The original application for withdrawal shall be made on forms prescribed and furnished by the secretary of state and shall be executed by the chairman of the board, by the corporation's president or by another of the corporation's officers, or, if the corporation is in the hands of a receiver, trustee or by other court-appointed fiduciary, by that fiduciary.

Source: SL 1965, ch 24, § 78; SL 1989, ch 393, § 43; SL 2012, ch 222, § 10.



47-27-33Endorsement and filing by secretary of state--Issuance of certificate of withdrawal.

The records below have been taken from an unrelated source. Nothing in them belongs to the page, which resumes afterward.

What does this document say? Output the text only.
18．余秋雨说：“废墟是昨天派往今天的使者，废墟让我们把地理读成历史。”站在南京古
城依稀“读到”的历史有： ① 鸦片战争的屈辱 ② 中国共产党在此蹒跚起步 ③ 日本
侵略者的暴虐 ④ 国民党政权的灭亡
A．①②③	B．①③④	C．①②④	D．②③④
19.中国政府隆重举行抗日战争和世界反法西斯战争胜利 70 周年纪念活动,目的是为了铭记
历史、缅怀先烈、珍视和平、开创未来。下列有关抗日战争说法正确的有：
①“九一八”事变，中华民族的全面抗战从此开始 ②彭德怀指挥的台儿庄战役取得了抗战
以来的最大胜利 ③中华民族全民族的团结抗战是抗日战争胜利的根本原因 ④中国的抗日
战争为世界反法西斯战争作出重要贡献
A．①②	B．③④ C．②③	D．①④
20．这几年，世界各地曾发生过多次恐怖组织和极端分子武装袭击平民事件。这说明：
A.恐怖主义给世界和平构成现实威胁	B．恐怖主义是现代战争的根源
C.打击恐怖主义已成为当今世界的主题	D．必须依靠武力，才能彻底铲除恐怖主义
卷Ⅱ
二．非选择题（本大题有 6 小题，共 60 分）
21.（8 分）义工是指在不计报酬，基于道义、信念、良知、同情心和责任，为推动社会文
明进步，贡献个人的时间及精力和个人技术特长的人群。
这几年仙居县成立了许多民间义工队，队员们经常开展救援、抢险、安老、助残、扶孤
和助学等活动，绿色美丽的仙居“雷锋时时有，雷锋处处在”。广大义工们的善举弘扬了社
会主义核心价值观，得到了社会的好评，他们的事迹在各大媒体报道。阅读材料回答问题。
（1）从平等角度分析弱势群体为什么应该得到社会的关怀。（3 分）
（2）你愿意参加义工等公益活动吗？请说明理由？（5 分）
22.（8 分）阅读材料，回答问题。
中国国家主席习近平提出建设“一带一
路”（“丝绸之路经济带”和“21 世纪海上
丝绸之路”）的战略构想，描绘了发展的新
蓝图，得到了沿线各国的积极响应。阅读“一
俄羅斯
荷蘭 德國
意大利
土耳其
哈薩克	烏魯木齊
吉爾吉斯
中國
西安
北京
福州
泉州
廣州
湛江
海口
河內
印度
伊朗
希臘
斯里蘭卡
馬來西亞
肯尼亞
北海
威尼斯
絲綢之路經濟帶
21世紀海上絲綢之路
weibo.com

The original application for withdrawal shall be delivered to the secretary of state. Delivery may be made by electronic transmission if and to the extent permitted by the Office of the Secretary of State. If the document is filed in typewritten or printed form and not transmitted electronically, the Office of the Secretary of State may require one exact or conformed copy to be delivered with the document. If the secretary of state finds that such application conforms to the provisions of this chapter, when all fees have been paid as prescribed in chapter 47-28, the secretary of state shall:

(1)    Endorse the word "filed" on the original and the copy and the month, day, and year of filing;

(2)    File the original in his office; and

(3)    Issue a certificate of withdrawal to which he shall affix the copy.

The certificate of withdrawal, together with the copy of the application for withdrawal affixed, shall be returned to the corporation or its representative.

Source: SL 1965, ch 24, § 79; SL 1989, ch 393, § 44; SL 2012, ch 222, § 11.



47-27-34Cessation of authority to conduct local business.

Upon the issuance of a certificate of withdrawal pursuant to § 47-27-33, the authority of the corporation to conduct affairs in this state shall cease.

Source: SL 1965, ch 24, § 79.



47-27-35Revocation of certificate of authority--Grounds for revocation.

The certificate of authority of a foreign corporation to do or engage in any business in this state may be revoked by the secretary of state upon the conditions prescribed in § 47-27-36 when:

(1)    The corporation has failed to file its annual report within the time required or has failed to pay any fees or penalties prescribed by this chapter or chapter 47-28 when they have become due and payable; or

(2)    The corporation has failed to appoint and maintain a registered agent in this state; or

(3)    The corporation has failed, after change of its registered agent, to file in the Office of the Secretary of State a statement of such change; or

(4)    The corporation has failed to file in the Office of the Secretary of State any amendment to its articles of incorporation or any articles of merger within the time prescribed by this chapter; or

(5)    A misrepresentation has been made of any material matter in any application, report, affidavit, or other document submitted by such corporation pursuant to chapters 47-22 to 47-28, inclusive.

Source: SL 1965, ch 24, § 80; SL 2008, ch 275, § 71.



47-27-36Notice and procedure for revocation--Time for notice--Corrective action by corporation.

No certificate of authority of a foreign corporation shall be revoked by the secretary of state unless:

(1)    He shall have given the corporation not less than sixty days' notice thereof by mail addressed to its registered office in this state; and

(2)    The corporation shall fail prior to revocation to file such annual report, or pay such fees or penalties, or file the required statement or change of registered agent, or file such articles of amendment or articles of merger, or correct such misrepresentation.

Source: SL 1965, ch 24, § 80.



47-27-37Issuance and filing of certificate of revocation--Notice to corporation.

Upon revoking any certificate of authority, the secretary of state shall:

(1)    Issue an original and one exact or conforming copy of a certificate of revocation;

(2)    File the original in his office; and

(3)    Mail to the corporation at its registered office in this state a notice of revocation accompanied by the copy.

Source: SL 1965, ch 24, § 81; SL 1989, ch 393, § 45.



47-27-38Cessation of authority to do business locally.

Upon the issuance of such certificate of revocation, the authority of the corporation to do or engage in any business in this state shall cease.